REVIEWERS' COMMENTS:
Reviewer #3 (Remarks to the Author):
The authors have now addressed the previous comments and I think also recognized the value of
known adsorption mechanisms of peptides on oxide and metal substrates. For example, the role of
Ln(OH)2+ and Ln(OH) groups is now recognized and points readers in a direction of rational
understanding. The new explanation of peptide binding via ion pairing and hydrogen bonding on the
lanthanide oxides/hydroxides versus soft epitaxy on elemental metals is also found to be consistent
with the microscopy and sequence data presented, and updates to the current state of
knowledge/makes this manuscript stronger.
I also appreciate the authors mentioning more clearly the limitations in the number of peptides
covered by current combinatorial libraries, which is not a small limitation.
Demonstrating the current state of the art and pointing out its limitations, in my view, is indeed a
strength rather than a weakness. Also, the body of novelty in this work is already impressive.
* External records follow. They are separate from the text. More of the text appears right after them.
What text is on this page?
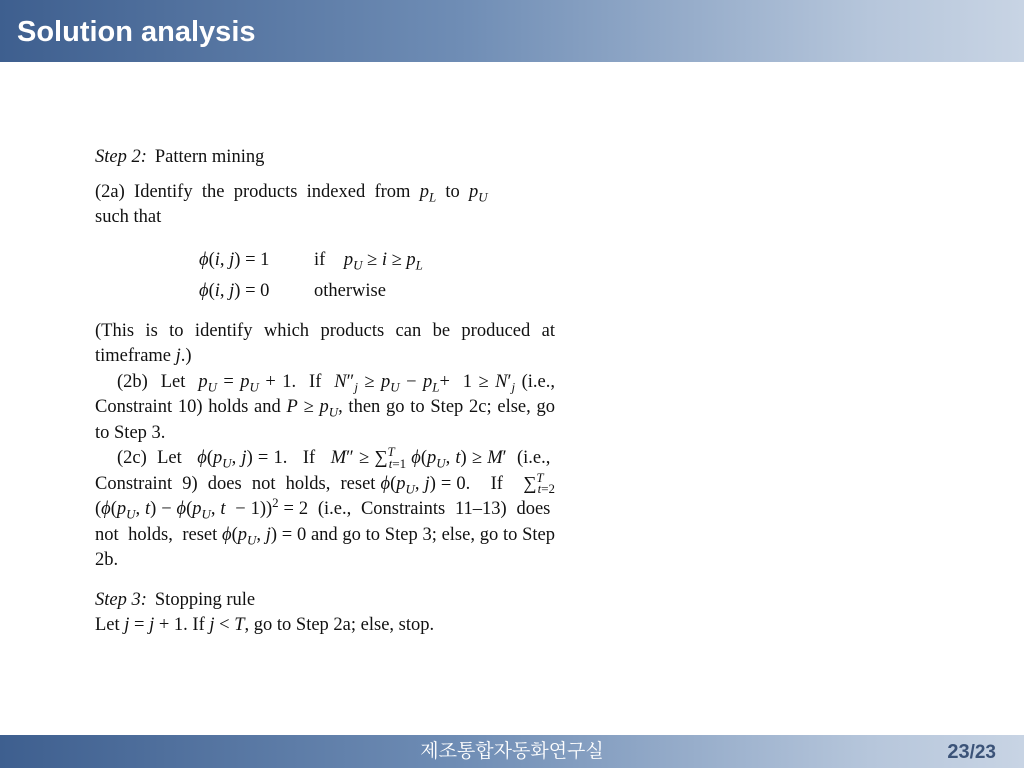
Solution analysis

Step 2: Pattern mining

(2a)  Identify  the  products  indexed  from  $p_L$  to  $p_U$
such that

ϕ(i, j) = 1	if    $p_U \ge i \ge p_L$
ϕ(i, j) = 0	otherwise

(This is to identify which products can be produced at timeframe j.)

(2b)  Let  $p_U = p_U + 1$.  If  $N''_j \ge p_U - p_L+ 1 \ge N'_j$ (i.e., Constraint 10) holds and $P \ge p_U$, then go to Step 2c; else, go to Step 3.

(2c)  Let   $\phi(p_U$, j) = 1.   If   M″ ≥ ∑$^T_{t=1}$ $\phi(p_U$, t) ≥ M′  (i.e.,  Constraint  9)  does  not  holds,  reset $\phi(p_U$, j) = 0.    If    ∑$^T_{t=2}$ ($\phi(p_U$, $t) - \phi(p_U$, t  − 1))$^2$ = 2  (i.e.,  Constraints  11–13)  does  not  holds,  reset $\phi(p_U$, j) = 0 and go to Step 3; else, go to Step 2b.

Step 3: Stopping rule

Let j = j + 1. If j < T, go to Step 2a; else, stop.

제조통합자동화연구실	23/23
Being
frank about the limitations in no way limits the significance of the study, in contrast, it also allows the
authors and other researchers to think about possible follow-ups and developing even more powerful
techniques.
In conclusion, I would like to congratulate the authors for this novel, meticulous, and informative
study of the Lamp peptides and rare earths mineralization. I believe this work can be a landmark and
first contribution in this area with potentially great impact.